Copyright ©The Author(s) 2020. Published by Baishideng Publishing Group Inc. All rights reserved.
Artif Intell Gastrointest Endosc. Oct 28, 2020; 1(2): 28-32
Published online Oct 28, 2020. doi: 10.37126/aige.v1.i2.28
Artificial intelligence in Barrett’s esophagus: A renaissance but not a reformation
Karen Chang, Christian S Jackson, Kenneth J Vega
Karen Chang, Department of Internal Medicine, University of California, Riverside School of Medicine, Riverside, CA 92521, United States
Christian S Jackson, Gastroenterology Section, VA Loma Linda Healthcare Syst, Loma Linda, CA 92357, United States
Kenneth J Vega, Division of Gastroenterology and Hepatology, Department of Medicine, Augusta University-Medical College of Georgia, Augusta, GA 30912, United States
Author contributions: All authors planned the editorial and reviewed all data included; all authors wrote the editorial and revised it for intellectual content; and approved the final submitted version; Vega KJ is the editorial guarantor.
Conflict-of-interest statement: All authors have no conflict of interests to declare.
Open-Access: This article is an open-access article that was selected by an in-house editor and fully peer-reviewed by external reviewers. It is distributed in accordance with the Creative Commons Attribution NonCommercial (CC BY-NC 4.0) license, which permits others to distribute, remix, adapt, build upon this work non-commercially, and license their derivative works on different terms, provided the original work is properly cited and the use is non-commercial. See: http://creativecommons.org/Licenses/by-nc/4.0/
Corresponding author: Kenneth J Vega, MD, Professor, Division of Gastroenterology and Hepatology, Department of Medicine, Augusta University-Medical College of Georgia, 1120 15th Street, AD 2226, Augusta, GA 30912, United States. kvega@augusta.edu
Received: October 10, 2020
Peer-review started: October 10, 2020
First decision: October 22, 2020
Revised: October 26, 2020
Accepted: October 27, 2020
Article in press: October 27, 2020
Published online: October 28, 2020

Esophageal cancer remains as one of the top ten causes of cancer-related death in the United States. The primary risk factor for esophageal adenocarcinoma is the presence of Barrett’s esophagus (BE). Currently, identification of early dysplasia in BE patients requires an experienced endoscopist performing a diagnostic endoscopy with random 4-quadrant biopsies taken every 1-2 cm using appropriate surveillance intervals. Currently, there is significant difficulty for endoscopists to distinguish different forms of dysplastic BE as well as early adenocarcinoma due to subtleties in mucosal texture and color. This obstacle makes taking multiple random biopsies necessary for appropriate surveillance and diagnosis. Recent advances in artificial intelligence (AI) can assist gastroenterologists in identifying areas of likely dysplasia within identified BE and perform targeted biopsies, thus decreasing procedure time, sedation time, and risk to the patient along with maximizing potential biopsy yield. Though using AI represents an exciting frontier in endoscopic medicine, recent studies are limited by selection bias, generalizability, and lack of robustness for universal use. Before AI can be reliably employed for BE in the future, these issues need to be fully addressed and tested in prospective, randomized trials. Only after that is achieved, will the benefit of AI in those with BE be fully realized.

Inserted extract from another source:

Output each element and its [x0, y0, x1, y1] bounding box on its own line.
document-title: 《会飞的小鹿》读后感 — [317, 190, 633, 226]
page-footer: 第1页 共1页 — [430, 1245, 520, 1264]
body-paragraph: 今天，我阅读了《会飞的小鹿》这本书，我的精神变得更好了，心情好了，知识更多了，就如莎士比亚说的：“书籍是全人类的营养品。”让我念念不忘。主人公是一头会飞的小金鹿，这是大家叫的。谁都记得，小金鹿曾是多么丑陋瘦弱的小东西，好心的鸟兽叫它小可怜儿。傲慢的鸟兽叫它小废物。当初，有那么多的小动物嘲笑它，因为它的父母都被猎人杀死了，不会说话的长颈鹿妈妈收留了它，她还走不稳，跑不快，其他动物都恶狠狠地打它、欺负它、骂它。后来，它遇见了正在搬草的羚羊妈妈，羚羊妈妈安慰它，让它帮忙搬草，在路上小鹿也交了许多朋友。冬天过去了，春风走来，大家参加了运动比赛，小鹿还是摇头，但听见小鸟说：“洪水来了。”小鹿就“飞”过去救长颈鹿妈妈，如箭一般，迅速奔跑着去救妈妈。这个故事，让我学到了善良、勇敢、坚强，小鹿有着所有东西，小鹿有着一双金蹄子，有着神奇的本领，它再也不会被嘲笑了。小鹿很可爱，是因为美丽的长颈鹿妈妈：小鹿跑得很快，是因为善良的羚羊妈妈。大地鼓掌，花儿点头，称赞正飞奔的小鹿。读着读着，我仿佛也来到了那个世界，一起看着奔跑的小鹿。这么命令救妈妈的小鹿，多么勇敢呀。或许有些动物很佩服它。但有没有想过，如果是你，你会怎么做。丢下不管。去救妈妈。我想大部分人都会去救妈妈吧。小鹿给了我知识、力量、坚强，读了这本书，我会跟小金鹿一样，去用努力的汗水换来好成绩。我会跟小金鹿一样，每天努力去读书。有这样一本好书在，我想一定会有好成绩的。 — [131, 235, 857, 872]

Keywords: Barrett's esophagus, Artificial intelligence, Machine learning, Cognitive neural networks, Computer aided diagnosis, Endoscopy

Core Tip: Screening and surveillance in patients with Barrett’s esophagus (BE) remain problematic in regards to accuracy and adherence. This occurs in spite of recom-mendations and advances in endoscopic imaging. Artificial intelligence (AI) algorithms assist in endoscopic evaluation of BE by identifying potential targets for biopsy. This may occur by increasing endoscopic efficiency and diagnosing accuracy by decreasing procedure time. AI in BE has been developed by expert endoscopists and appear to perform similarly among them. At this point, the benefit of AI in BE may be for use by non-expert endoscopists and trainees to maximize BE endoscopic evaluation.